All the coaches and players agree, Harris is hitting his spots better this year. He's going to be dangerous, no matter the position he's in during the course of a game.

It was a wild offseason for Harris. He spent some time in the Cape Cod League, battling the top talent competing to make it to the MLB. On top of that, when he came back to Lafayette the stadium was under construction.

Instead of looking at the happenings as hectic, Harris embraced the entire situation, even if it lacked a little taste...

"It's actually really exciting. One, just seeing this stuff come up, it's kind of ridiculous how fast it's gone up too, and Cape Cod, that was really fun. Going up there, they don't use many spices in their food, so that wasn't very exciting, but that's OK. I got used to it," Harris said with a sly smile.

Once he received his shipment of Tony Chachere's from Mom and Dad, he was fine up in Cape Cod.

On his return to Lafayette, Harris got to witness a beautiful ball park getting built around him. Russo Park is going to be a dream come true for the players and coaches. It's a sign of respect for the teams that came before them and the program they built.

Harris can't wait to throw his first pitch in Russo Park, and he thinks the fans will love what they see when the first home game comes around.

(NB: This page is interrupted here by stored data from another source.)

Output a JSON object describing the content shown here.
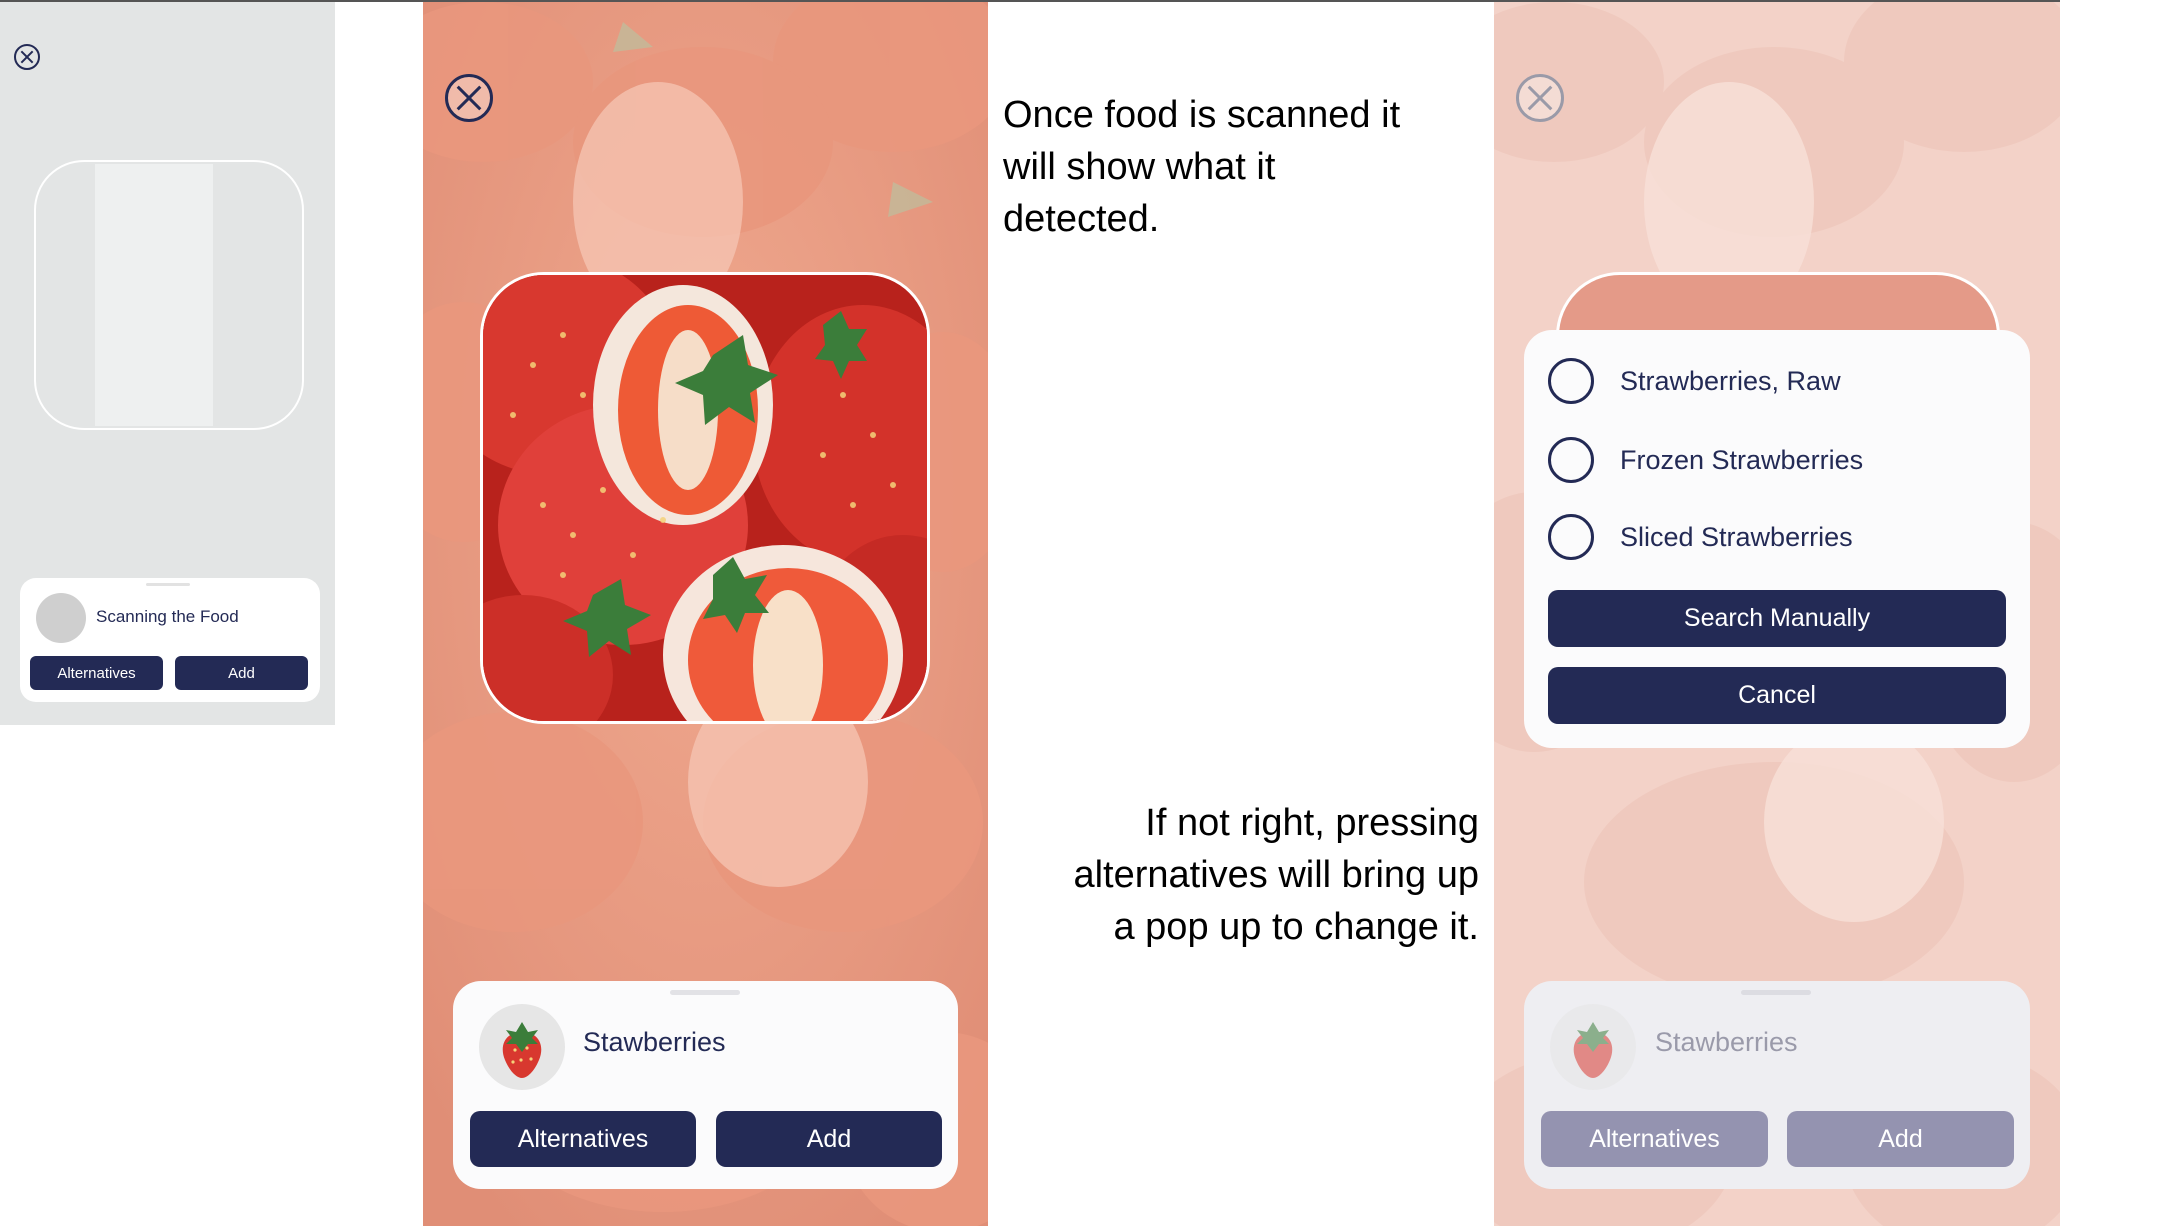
{
  "screen1": {
    "close_icon": "close-icon",
    "status_text": "Scanning the Food",
    "alternatives_label": "Alternatives",
    "add_label": "Add"
  },
  "screen2": {
    "close_icon": "close-icon",
    "detected_food": "Stawberries",
    "food_thumbnail": "strawberry-icon",
    "alternatives_label": "Alternatives",
    "add_label": "Add"
  },
  "annotations": {
    "note1_line1": "Once food is scanned it",
    "note1_line2": "will show what it",
    "note1_line3": "detected.",
    "note2_line1": "If not right, pressing",
    "note2_line2": "alternatives will bring up",
    "note2_line3": "a pop up to change it."
  },
  "screen3": {
    "close_icon": "close-icon",
    "options": [
      {
        "label": "Strawberries, Raw"
      },
      {
        "label": "Frozen Strawberries"
      },
      {
        "label": "Sliced Strawberries"
      }
    ],
    "search_manually_label": "Search Manually",
    "cancel_label": "Cancel",
    "detected_food": "Stawberries",
    "alternatives_label": "Alternatives",
    "add_label": "Add"
  },
  "colors": {
    "primary": "#232a55",
    "placeholder_bg": "#e3e5e5",
    "strawberry_red": "#d8382f",
    "muted_button": "#9493b0"
  }
}
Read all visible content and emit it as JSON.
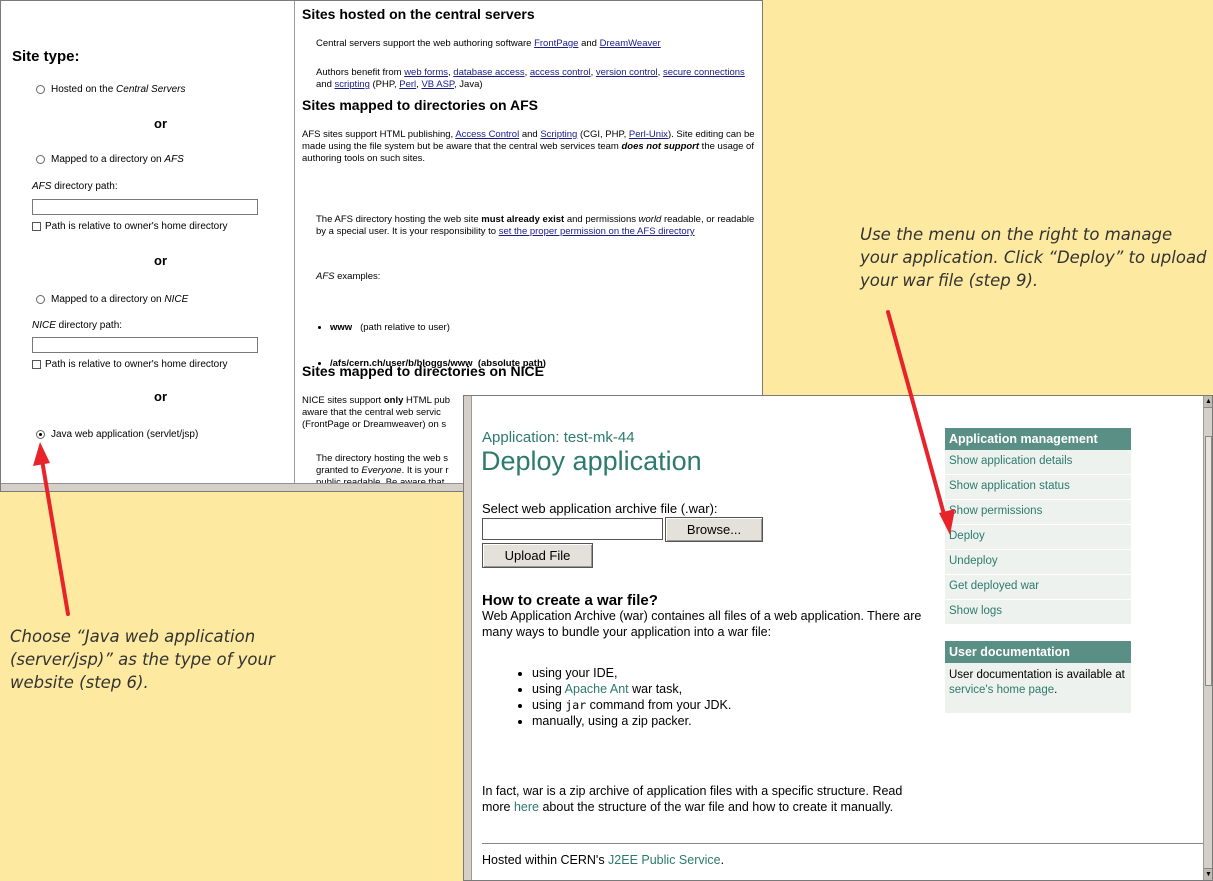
{
  "site_form": {
    "heading": "Site type:",
    "option_central_prefix": "Hosted on the ",
    "option_central_em": "Central Servers",
    "or1": "or",
    "option_afs_prefix": "Mapped to a directory on ",
    "option_afs_em": "AFS",
    "afs_path_label_em": "AFS",
    "afs_path_label_rest": " directory path:",
    "afs_relative": "Path is relative to owner's home directory",
    "or2": "or",
    "option_nice_prefix": "Mapped to a directory on ",
    "option_nice_em": "NICE",
    "nice_path_label_em": "NICE",
    "nice_path_label_rest": " directory path:",
    "nice_relative": "Path is relative to owner's home directory",
    "or3": "or",
    "option_java": "Java web application (servlet/jsp)",
    "selected_option": "java"
  },
  "site_info": {
    "central_title": "Sites hosted on the central servers",
    "central_p1_a": "Central servers support the web authoring software ",
    "central_link_frontpage": "FrontPage",
    "central_p1_and": " and ",
    "central_link_dreamweaver": "DreamWeaver",
    "central_p2_a": "Authors benefit from ",
    "link_web_forms": "web forms",
    "link_database_access": "database access",
    "link_access_control": "access control",
    "link_version_control": "version control",
    "link_secure_connections": "secure connections",
    "central_p2_and": " and ",
    "link_scripting": "scripting",
    "central_p2_php": " (PHP, ",
    "link_perl": "Perl",
    "link_vbasp": "VB ASP",
    "central_p2_java": ", Java)",
    "afs_title": "Sites mapped to directories on AFS",
    "afs_p1_a": "AFS sites support HTML publishing, ",
    "link_afs_access_control": "Access Control",
    "afs_p1_and": " and ",
    "link_afs_scripting": "Scripting",
    "afs_p1_cgi": " (CGI, PHP, ",
    "link_perl_unix": "Perl-Unix",
    "afs_p1_b": "). Site editing can be made using the file system but be aware that the central web services team ",
    "afs_p1_bold": "does not support",
    "afs_p1_c": " the usage of authoring tools on such sites.",
    "afs_p2_a": "The AFS directory hosting the web site ",
    "afs_p2_bold": "must already exist",
    "afs_p2_b": " and permissions ",
    "afs_p2_em": "world",
    "afs_p2_c": " readable, or readable by a special user. It is your responsibility to ",
    "link_set_permission": "set the proper permission on the AFS directory",
    "afs_examples_em": "AFS",
    "afs_examples_rest": " examples:",
    "ex1_bold": "www",
    "ex1_rest": "   (path relative to user)",
    "ex2_bold": "/afs/cern.ch/user/b/bloggs/www",
    "ex2_rest": "  (absolute path)",
    "nice_title": "Sites mapped to directories on NICE",
    "nice_p1_a": "NICE sites support ",
    "nice_p1_bold": "only",
    "nice_p1_b": " HTML pub",
    "nice_p1_line2": "aware that the central web servic",
    "nice_p1_line3": "(FrontPage or Dreamweaver) on s",
    "nice_p2_line1": "The directory hosting the web s",
    "nice_p2_line2_a": "granted to ",
    "nice_p2_line2_em": "Everyone",
    "nice_p2_line2_b": ". It is your r",
    "nice_p2_line3": "public readable. Be aware that"
  },
  "deploy": {
    "app_label": "Application: test-mk-44",
    "title": "Deploy application",
    "select_label": "Select web application archive file (.war):",
    "file_value": "",
    "browse_button": "Browse...",
    "upload_button": "Upload File",
    "howto_title": "How to create a war file?",
    "howto_p": "Web Application Archive (war) containes all files of a web application. There are many ways to bundle your application into a war file:",
    "list_1": "using your IDE,",
    "list_2_a": "using ",
    "list_2_link": "Apache Ant",
    "list_2_b": " war task,",
    "list_3_a": "using ",
    "list_3_code": "jar",
    "list_3_b": " command from your JDK.",
    "list_4": "manually, using a zip packer.",
    "fact_a": "In fact, war is a zip archive of application files with a specific structure. Read more ",
    "fact_link": "here",
    "fact_b": " about the structure of the war file and how to create it manually.",
    "footer_a": "Hosted within CERN's ",
    "footer_link": "J2EE Public Service",
    "footer_b": "."
  },
  "menu": {
    "header": "Application management",
    "items": [
      "Show application details",
      "Show application status",
      "Show permissions",
      "Deploy",
      "Undeploy",
      "Get deployed war",
      "Show logs"
    ],
    "doc_header": "User documentation",
    "doc_text_a": "User documentation is available at ",
    "doc_link": "service's home page",
    "doc_text_b": "."
  },
  "captions": {
    "right": "Use the menu on the right to manage your application. Click “Deploy” to upload your war file (step 9).",
    "left": "Choose “Java web application (server/jsp)” as the type of your website (step 6)."
  },
  "colors": {
    "background": "#fdeaa0",
    "accent": "#2d7a6e",
    "menu_header": "#5a8f86",
    "arrow": "#e8242b"
  }
}
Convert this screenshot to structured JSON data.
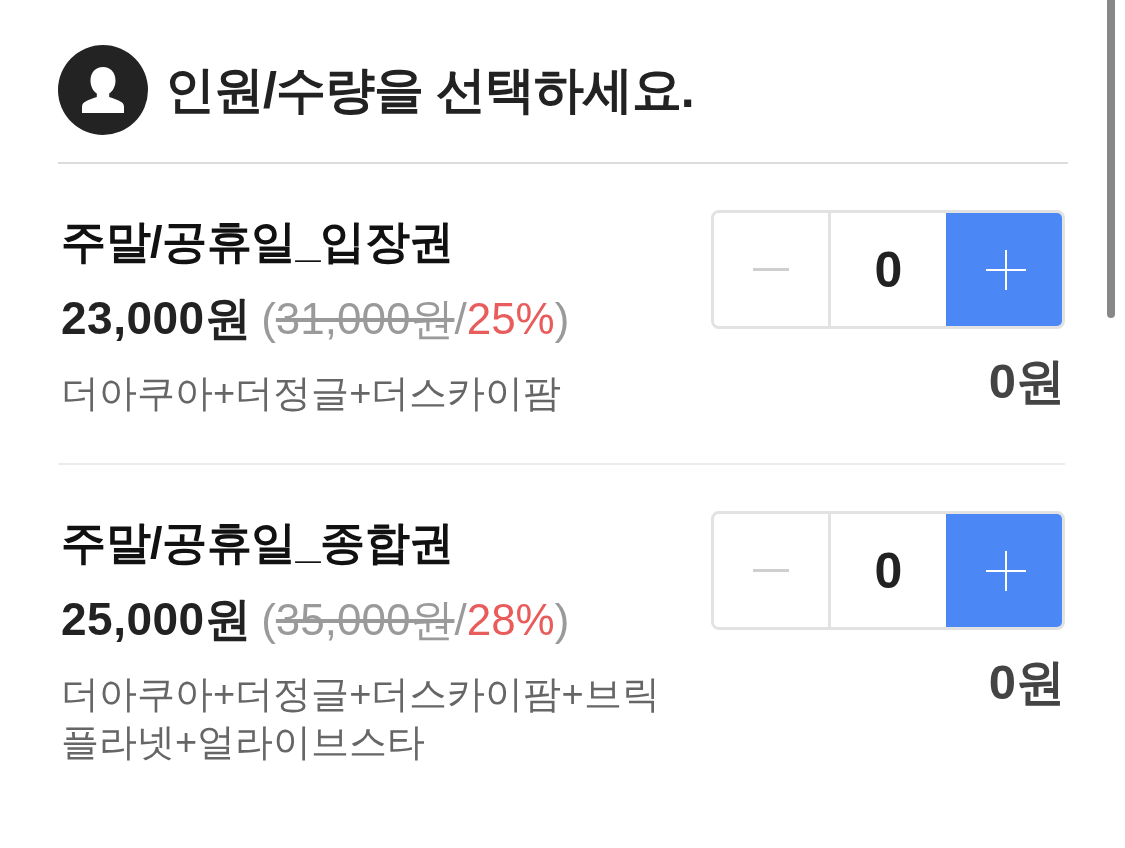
{
  "header": {
    "title": "인원/수량을 선택하세요."
  },
  "tickets": [
    {
      "name": "주말/공휴일_입장권",
      "price": "23,000원",
      "price_note": [
        {
          "kind": "plain",
          "text": "("
        },
        {
          "kind": "struck",
          "text": "31,000원"
        },
        {
          "kind": "plain",
          "text": "/"
        },
        {
          "kind": "discount",
          "text": "25%"
        },
        {
          "kind": "plain",
          "text": ")"
        }
      ],
      "description": "더아쿠아+더정글+더스카이팜",
      "decrease_disabled": true,
      "quantity": "0",
      "total": "0원"
    },
    {
      "name": "주말/공휴일_종합권",
      "price": "25,000원",
      "price_note": [
        {
          "kind": "plain",
          "text": "("
        },
        {
          "kind": "struck",
          "text": "35,000원"
        },
        {
          "kind": "plain",
          "text": "/"
        },
        {
          "kind": "discount",
          "text": "28%"
        },
        {
          "kind": "plain",
          "text": ")"
        }
      ],
      "description": "더아쿠아+더정글+더스카이팜+브릭플라넷+얼라이브스타",
      "decrease_disabled": true,
      "quantity": "0",
      "total": "0원"
    }
  ]
}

"I honestly don't even know if words can describe how cool it's going to be, to be able to be the first team to play here once it's all built," Harris said. "I think fans are going to have their minds blown."

Russo Park isn't the only beautiful thing getting built either. This year's pitching staff is absurd, and Harris is just one piece of a deep arsenal of weapons.

Harris described this year's pitching staff in one word, and he nailed it.

"I guess in one word you could say ridiculous. I don't know how else to put it," Harris said. "We have like eight different people that could be starters, but honestly everyone could relieve too."

Harris might get the start on Sunday, but you could also see him come out of the bullpen at any point during opening weekend. All of Cajun Nation will simply have to wait and see how he is used, but most fans would agree that no matter what the role he plays, he will be out there hurling nasty pitches.